Inti à cœur ouvert et avec un accent sudaca*

Un cœur humain rouge vif sur un fond de têtes de mort… entre la vie et la mort, comme une opération à cœur ouvert. C’est ainsi que s’ouvre l’exposition d’Inti, street-artiste chilien qui peint des fresques monumentales dans le monde entier. L’exposition est à découvrir à la galerie Itinerrance jusqu’au 25 novembre 2023.


Article de Danaé Moyano Rodriguez

Photo de Danaé Moyano Rodriguez, Inti à la galerie Itinerrance, Paris 2023


Inti fait partie de ces artistes auxquels la peinture de rue a apporté une telle notoriété que ses toiles se vendent désormais à 25 000 euros. Sa dernière exposition à la galerie Itinerrance, galerie qui joue un rôle majeur dans l’entrée du street-art dans le marché de l’art contemporain, avait comme un air de couronnement.
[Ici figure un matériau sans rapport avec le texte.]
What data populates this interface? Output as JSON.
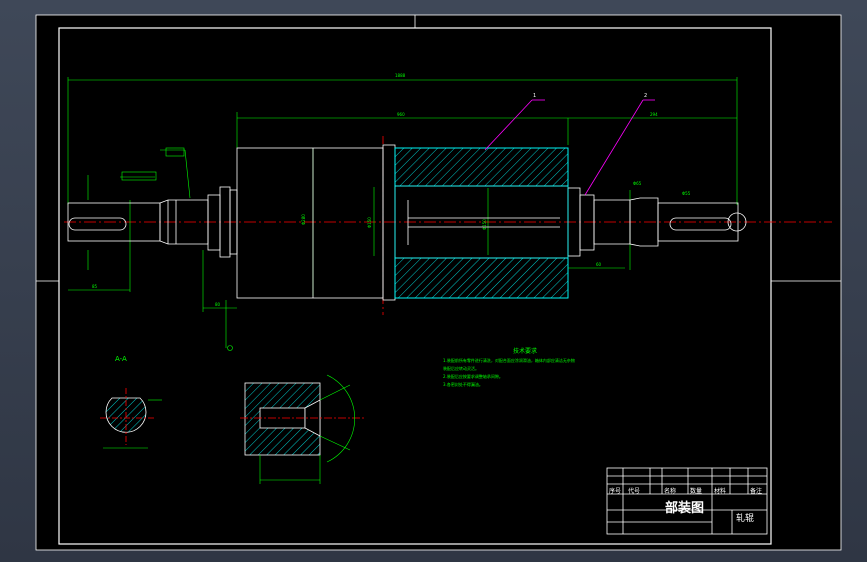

Vendredi soir, dans une galerie pleine, malgré une présence importante de Latino-américain.es, la diversité du public présent est révélatrice d’une réputation qui a dépassé les limites d’une niche. La galerie se remplit de plus en plus, et, pendant ce temps, Inti prend le temps de dédicacer le livre de l’exposition. Une première rétrospective ? Quelque chose du style, avec des esquisses de ses fresques exposées sur un grand mur blanc et vendues à 1 200 euros pièce. C’est en quelque sorte l’histoire de sa carrière de street-artiste, exposée sur un mur.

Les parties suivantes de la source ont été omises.